Responding to a Debt Validation Letter
Over the past 10 years or so, consumers have become much better informed about their rights against bill collectors. While its always a good thing for consumers to know and defend their rights, it started costing the collection industry big bucks when every Joe Schmo out there sent a validation letter as soon as the collector contacted him.
The answer to this ever-growing problem was automated validations (You had to see that one coming). Not all collection agencies use a computer program to churn out automated debt validations, but many do. The goal of this, of course, isn't to actually follow the letter of the law and validate the legitimacy of your debt. The goal is to make you give up, tuck your tail between your legs and trudge to the bank to pay off the account.
But we aren't going to do that are we? Didn't think so.
The Automated Debt Validation Letter
The automated debt validation response that you're likely to receive from a collection agency isn't going to give you any details. As a matter of fact, it isn't going to give you much of anything other than how much you owe – a fact any debt collector would have been more than happy to scream at you over the phone. Let's look at an example of the typical automated debt validation response for a defaulted credit card debt, shall we?
Not all validation responses are the same, but this one incorporates what you're most likely to encounter. This debt collector has included the amount you owe (like that's a big secret) and a blank credit card agreement. The debt collector calls the blank credit card agreement a "contract." This is a psychological ploy to make the uninformed consumer believe that the collector has just sent him a copy of his contract with the original creditor and therefore must have adequately validated the debt.
And more often than not, the blank credit card agreement the collection agency sends isn't even the same agreement that you signed. Unless you have the original agreement handy, there's no sure way of knowing, but that would certainly be an interesting fact to bring up in court.
What the Law Says (and doesn't say) about Proper Debt Validation
This is where things get really sticky. I've seen it everywhere that a response from a collection agency isn't a "legitimate" validation unless it contains a copy of the contract the debtor signed with the original creditor (bearing the debtor's signature) and, in the case of credit cards, the signed credit card slip for every purchase made.

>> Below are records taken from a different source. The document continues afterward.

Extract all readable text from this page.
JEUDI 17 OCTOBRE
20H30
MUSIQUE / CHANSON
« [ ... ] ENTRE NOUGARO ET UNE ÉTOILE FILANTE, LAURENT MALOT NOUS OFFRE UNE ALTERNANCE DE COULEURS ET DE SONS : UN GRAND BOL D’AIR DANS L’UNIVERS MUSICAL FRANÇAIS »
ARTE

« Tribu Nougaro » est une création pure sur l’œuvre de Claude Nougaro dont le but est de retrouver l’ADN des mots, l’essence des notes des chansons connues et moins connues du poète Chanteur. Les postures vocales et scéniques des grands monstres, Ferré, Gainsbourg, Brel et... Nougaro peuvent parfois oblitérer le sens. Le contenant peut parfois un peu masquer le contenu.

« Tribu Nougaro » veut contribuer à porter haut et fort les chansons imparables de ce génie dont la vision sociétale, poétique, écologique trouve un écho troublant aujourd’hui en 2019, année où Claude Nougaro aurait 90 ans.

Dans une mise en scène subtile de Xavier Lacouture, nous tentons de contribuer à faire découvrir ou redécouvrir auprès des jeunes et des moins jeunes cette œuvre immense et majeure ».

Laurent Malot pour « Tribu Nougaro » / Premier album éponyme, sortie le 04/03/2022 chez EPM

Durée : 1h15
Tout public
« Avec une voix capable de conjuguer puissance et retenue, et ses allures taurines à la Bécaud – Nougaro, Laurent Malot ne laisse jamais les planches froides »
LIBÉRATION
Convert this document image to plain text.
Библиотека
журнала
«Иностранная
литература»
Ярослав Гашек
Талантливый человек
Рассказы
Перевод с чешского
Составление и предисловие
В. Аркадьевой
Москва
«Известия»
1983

I really hate to burst your bubble, but the law does not require a collection agency to find that for you. Here's where the FDCPA fails you: it does not define what constitutes a legitimate debt validation. That is not an oversight on the part of the Federal Trade Commisison. Trust me when I tell you that slip up was intentional. You see, if the FDCPA clearly defined debt validation, then collection agencies would legally have to provide exactly what the FDCPA required. Because most of them can't provide anything even resembling a legitimate validation, their lobbyists work hard to ensure that they never have to.
That does not mean that you're out of luck. While the FDCPA doesn't define validation it does note that the collection agency must provide you with the name and contact information for the original creditor. It's not much, but its a start – especially if the collection agency "validated" your debt without providing you with this information.
FTC Opinion Letter on Debt Validation
Just because the FDCPA does not formally state what a collection agency has to provide you with, that doesn't mean that some of the head knockers over at the FTC don't have their own opinions as to what does and does not constitute validation. This letter from Jeffrey Wollman clearly sides with the consumer on the issue:
FTC Opinion Letter
How Do I Respond When the Collection Agency Validates?
If the collection agency sends you their basic "Here's what you owe" letter and a blank credit card agreement in response to validation, its a good idea to point out that no reasonable person would consider that validation. Here's a sample response for the above situation. Remember, you should always tailor your letters to fit your specific situation.
Even if the collection agency doesn't send validation, you're accomplishing two things with this letter:
1. You're demonstrating that you know your rights and you won't be easily bullied. You'd be surprised how many people manage to avoid lawsuits simply because the collection agency knows they are well informed and thus more likely to pose a threat to the company's bottom line in court.
2. Should the issue end up in a courtroom, your letter will pass through the judge's hands (provided you remember to keep your paper trail!). The letter tells the judge, in no uncertain terms, why the collection agency's validation wasn't a real validation. Sometimes, a simple consumer letter explain your debt validation issue far better than a consumer law attorney ever could.